Os 100 anos do segundo Nobel de Marie Curie entrarão no rol das comemorações de 2011, escolhido pelas Nações Unidas como o Ano Internacional da Química (ver Pesquisa FAPESP nº 180) – este mês, em 8 de março, se comemora também o Dia Internacional da Mulher. Há décadas a cientista simboliza o sucesso e a competência feminina em áreas com grande predominância masculina, como a química e a física. Suas lutas e tropeços, no entanto, são um pouco menos conhecidos.

Madame Curie (1867- 1934) nasceu em Varsóvia, capital da Polônia então ocupada pela Rússia,  como Maria Sklodowska. Completou os estudos do ensino médio e frequentou centros clandestinos de ensino para mulheres,  uma vez que os russos  só admitiam homens nas universidades. Maria queria continuar estudando e ambicionava um doutorado. Em 1891 partiu para Paris e foi aceita na Universidade de Sorbonne onde se graduou em física e matemática. No período, conheceu e casou com o físico Pierre Curie em 1895. Virou, então, Marie Curie.

Em busca de um  tema de pesquisa,  Marie optou pelos raios recém-descobertos pelo francês Henri Becquerel.  Estudioso das substâncias fosforescentes e fluorescentes, ele queria verificar se elas emitiam raios X, descobertos em 1895 pelo alemão Wilhelm Röntgen. Ao utilizar urânio, o francês viu que o elemento emitia radiação, mas diferente dos raios X. No final de 1897, Marie tentou descobrir outros materiais que emitissem  o mesmo tipo de radiação do urânio. Na Alemanha, G. C. Smith teve a mesma ideia. Já em abril de 1898 os dois relataram que  o tório também emitia radiação semelhante. Marie, porém, notou que dois minerais de urânio,  a pechblenda e a calcolita, eram mais ativos do que  o próprio urânio. A partir daí ela predisse a existência de dois novos elementos:  o polônio, em homenagem à Polônia, e o rádio,  por ser o mais radioativo dos materiais analisados por ela. Na mesma ocasião em que divulgou suas descobertas, em 1898,  ela chamou a atenção  para o fato de o urânio  e o tório serem elementos  de maior peso atômico.
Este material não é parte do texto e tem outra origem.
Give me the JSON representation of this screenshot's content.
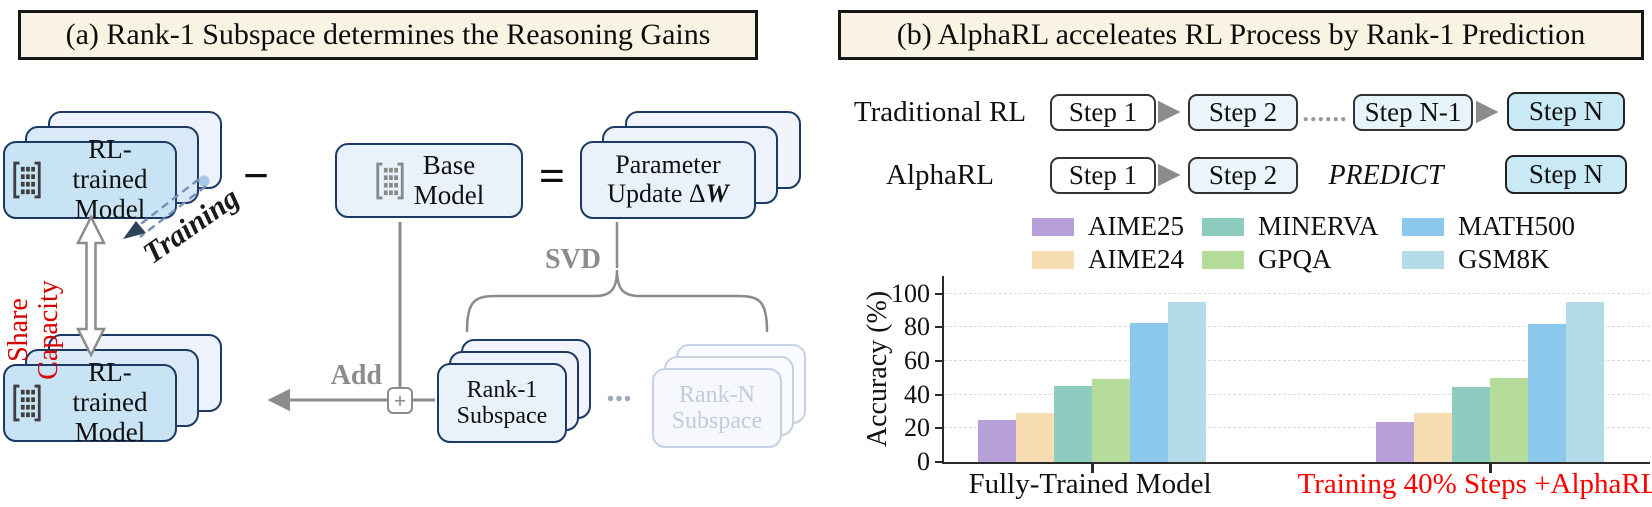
{
  "panel_a": {
    "title": "(a) Rank-1 Subspace determines the Reasoning Gains",
    "cards": {
      "rl_top": {
        "line1": "RL-trained",
        "line2": "Model"
      },
      "rl_bottom": {
        "line1": "RL-trained",
        "line2": "Model"
      },
      "base": {
        "line1": "Base",
        "line2": "Model"
      },
      "param": {
        "line1": "Parameter",
        "line2_prefix": "Update Δ",
        "line2_w": "W"
      },
      "rank1": {
        "line1": "Rank-1",
        "line2": "Subspace"
      },
      "rankn": {
        "line1": "Rank-N",
        "line2": "Subspace"
      }
    },
    "operators": {
      "minus": "−",
      "equals": "=",
      "plus": "+"
    },
    "labels": {
      "training": "Training",
      "share_line1": "Share",
      "share_line2": "Capacity",
      "add": "Add",
      "svd": "SVD",
      "ellipsis": "..."
    },
    "accents": {
      "share_color": "#d60000"
    }
  },
  "panel_b": {
    "title": "(b) AlphaRL acceleates RL Process by Rank-1 Prediction",
    "flow": {
      "row1_label": "Traditional RL",
      "row2_label": "AlphaRL",
      "row1_steps": [
        "Step 1",
        "Step 2",
        "Step N-1",
        "Step N"
      ],
      "row2_steps": [
        "Step 1",
        "Step 2",
        "Step N"
      ],
      "dots": "......",
      "predict": "PREDICT"
    }
  },
  "chart_data": {
    "type": "bar",
    "title": "",
    "ylabel": "Accuracy (%)",
    "xlabel": "",
    "ylim": [
      0,
      100
    ],
    "yticks": [
      0,
      20,
      40,
      60,
      80,
      100
    ],
    "grid": "horizontal-dashed",
    "legend_position": "top",
    "categories": [
      "Fully-Trained Model",
      "Training 40% Steps +AlphaRL"
    ],
    "category_colors": [
      "#111111",
      "#ff0000"
    ],
    "series": [
      {
        "name": "AIME25",
        "color": "#b7a1d8",
        "values": [
          25.0,
          24.0
        ]
      },
      {
        "name": "AIME24",
        "color": "#f8dcb2",
        "values": [
          29.0,
          29.0
        ]
      },
      {
        "name": "MINERVA",
        "color": "#8fccc0",
        "values": [
          45.0,
          44.5
        ]
      },
      {
        "name": "GPQA",
        "color": "#b5dc9a",
        "values": [
          49.0,
          50.0
        ]
      },
      {
        "name": "MATH500",
        "color": "#8cc8ec",
        "values": [
          82.5,
          82.0
        ]
      },
      {
        "name": "GSM8K",
        "color": "#b2dde8",
        "values": [
          95.0,
          95.0
        ]
      }
    ]
  }
}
Marie e Pierre trabalharam por anos em um galpão cedido pela École de Physique et Chimie Industrielle,  sem nenhuma estrutura.  O lugar só era conveniente por estar próximo da residência, o que permitia a ela cuidar da casa e  da filha e trabalhar no laboratório. Marie sempre realizou suas pesquisas com apoio e colaboração de Pierre tanto na parte científica como para  ser levada a sério pela comunidade de cientistas. O primeiro Nobel, por exemplo, era para ser  dado apenas para Pierre  e Becquerel. Foi preciso  a mobilização de Pierre  para fazer a Academia Sueca incluir Marie  na premiação.

“Marie Curie era  tão capaz como  qualquer outro cientista importante, mas, por ser mulher, foi colocada  na borda do centro da ciência daquele período”, diz o antropólogo Gabriel Pugliese, da Escola de Sociologia e Política,  que estudou o assunto  com orientação de Lilia  Moritz Schwarcz, da USP.  “Os prêmios não apagam  uma trajetória cheia de dificuldades.” Quando voltou de Estocolmo depois de ter recebido  o Nobel de 1911, Marie encontrou sua casa em Paris apedrejada. Motivo: os jornais haviam divulgado um caso amoroso dela – que já era viúva havia cinco anos –  com um colega francês casado, com quatro filhos.